Analysis | WTO rules make it difficult for Cisco and Apple to challenge Chinese government 'black list'
When the Chinese government joined the WTO in December 2001, Beijing did not sign up to a plurilateral treaty on government procurements. As a result, China is able to remove any foreign brands that the government doesn’t like from its state procurement lists with little potential WTO blowback.
Among the global technology brands that Beijing took off its approved state procurement lists – a de facto “black list” for state purchases of certain foreign brands in what some analysts said was a response to revelations of widespread Western cybersurveillance – the chief casualty was US network equipment maker Cisco Systems. In 2012 the company had 60 products on the Central Government Procurement Centre's (CGPC) list, but by late 2014 had none, Reuters reported earlier this week, quoting an analysis of official data.
"Virtually all leading US tech companies are at risk of being affected, including Cisco Systems, Intel, Microsoft, EMC, Qualcomm, Citrix and Apple," said Stephen Ezell, a senior analyst at United States-based think tank the Information Technology and Innovation Foundation.
"Unfortunately, direct options for recourse by trading partners through multilateral venues are limited, largely because China has failed to accede to the Government Procurement Agreement (GPA), despite a commitment to do so after the country joined the WTO in 2001."

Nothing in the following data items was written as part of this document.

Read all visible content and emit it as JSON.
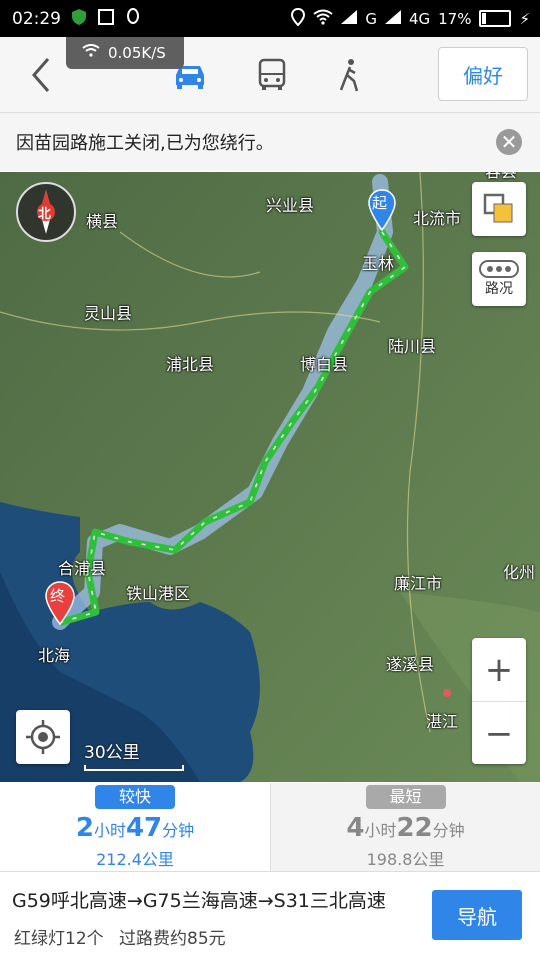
{
  "status": {
    "time": "02:29",
    "signal_g": "G",
    "signal_4g": "4G",
    "battery": "17%",
    "battery_level": 0.17
  },
  "speed_label": "0.05K/S",
  "top": {
    "pref_label": "偏好"
  },
  "notice": {
    "text": "因苗园路施工关闭,已为您绕行。"
  },
  "map": {
    "labels": {
      "hengxian": "横县",
      "xingye": "兴业县",
      "beiliu": "北流市",
      "yulin": "玉林",
      "rongxian": "容县",
      "lingshan": "灵山县",
      "luchuan": "陆川县",
      "pubei": "浦北县",
      "bobai": "博白县",
      "hepu": "合浦县",
      "tieshangang": "铁山港区",
      "lianjiang": "廉江市",
      "huazhou": "化州",
      "beihai": "北海",
      "suixi": "遂溪县",
      "zhanjiang": "湛江"
    },
    "start_marker": "起",
    "end_marker": "终",
    "compass_label": "北",
    "traffic_label": "路况",
    "scale": "30公里"
  },
  "routes": [
    {
      "tag": "较快",
      "hours": "2",
      "h_unit": "小时",
      "minutes": "47",
      "m_unit": "分钟",
      "distance": "212.4公里",
      "color": "#2f86e8"
    },
    {
      "tag": "最短",
      "hours": "4",
      "h_unit": "小时",
      "minutes": "22",
      "m_unit": "分钟",
      "distance": "198.8公里",
      "color": "#a9a9a9"
    }
  ],
  "summary": {
    "road": "G59呼北高速→G75兰海高速→S31三北高速",
    "lights": "红绿灯12个",
    "toll": "过路费约85元",
    "nav_label": "导航"
  }
}
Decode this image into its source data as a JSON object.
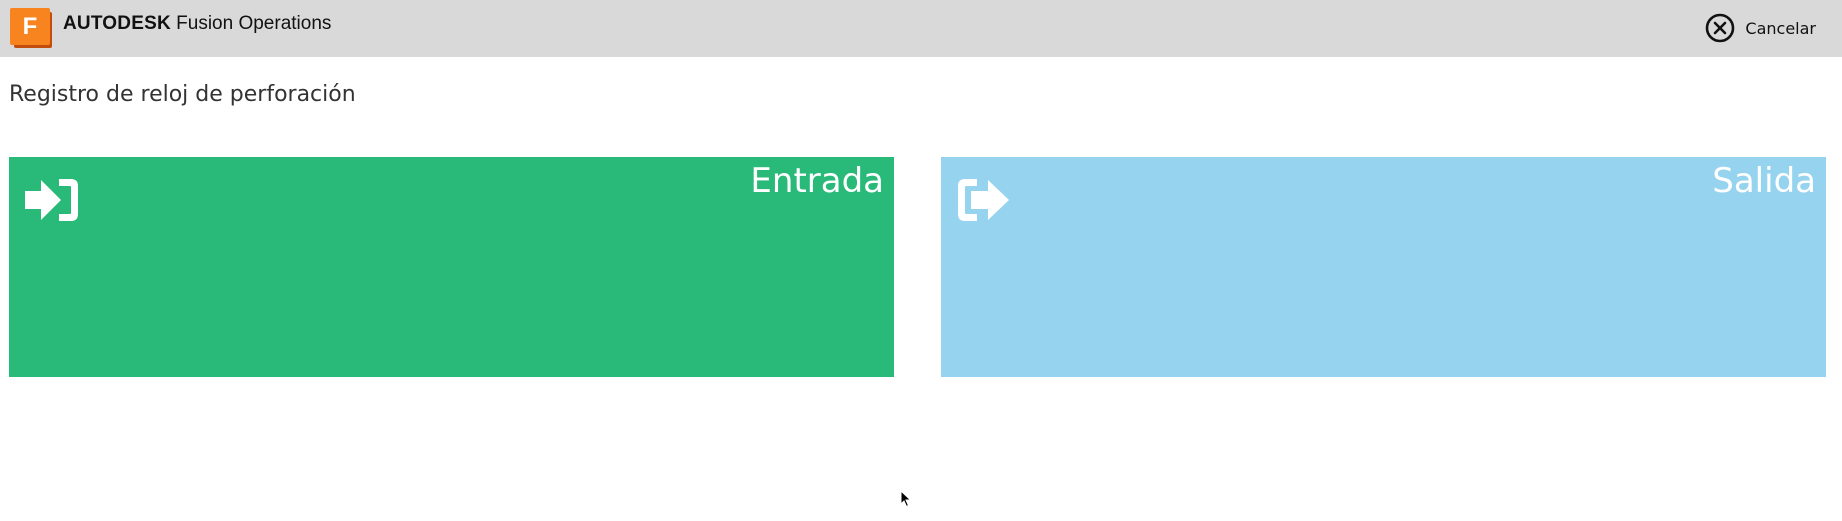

The GPA was implemented under the auspices of the WTO in 1996 to ensure open, fair and transparent competition in the government procurement markets of the parties to the treaty.
It currently consists of 43 WTO members, including Hong Kong and Taiwan. China and 27 other WTO members participate as observers.
While business see their prospects in the mainland's public sector decrease, affected foreign hi-tech companies may find it difficult to simply pack up and leave since the mainland remains the world's third-largest information technology market, behind the US and Japan.
Total government and enterprise spending on information technology goods and services on the mainland is estimated to reach 807 billion yuan (HK$1.02 trillion), up 8 per cent from last year, according to the latest industry forecast by Forrester Research.
The Forrester report, which excluded consumer and corporate telecommunications services expenditure, projected the US market to reach US$862.8 billion this year, followed by Japan at 19.9 trillion yen (HK$1.3 trillion).
It also predicted that China would record the second-fastest growth, behind India, in the US$2.3 trillion global information technology market this year, despite concerns about the mainland economy slowing down.
Charlie Dai, an analyst at Forrester Research in Beijing, said the public-sector strategy to buy less foreign information and communications technology products "does not violate China's WTO commitments because it's only the purchase guideline for the government, not a regulation that affects the whole market".
"[Mainland] Consumers normally don't care about the regulations in the public sector," Dai said.
China's decision to raise spending on domestic information technology products was said to be in response to revelations of widespread Western cybersurveillance, which former US National Security Agency contractor Edward Snowden exposed in 2013.
A Forrester survey of 3,190 business and technology decision makers in 10 countries published early this month showed that Snowden's revelations about NSA spying have had some impact. Around 30 per cent of respondents said their companies halted or reduced spending with US suppliers of internet-based data-hosting and outsourcing services.
Ezell, however, said concerns about cybersecurity have become "a convenient excuse for a new set of policies that favour domestic technology suppliers".
"The reality is that China has been trying to find ways to replace foreign-produced information and communications technology products with domestically produced ones going back to the country's indigenous innovation government policies which began as early as 2009, well before anyone ever heard the name Snowden," he said.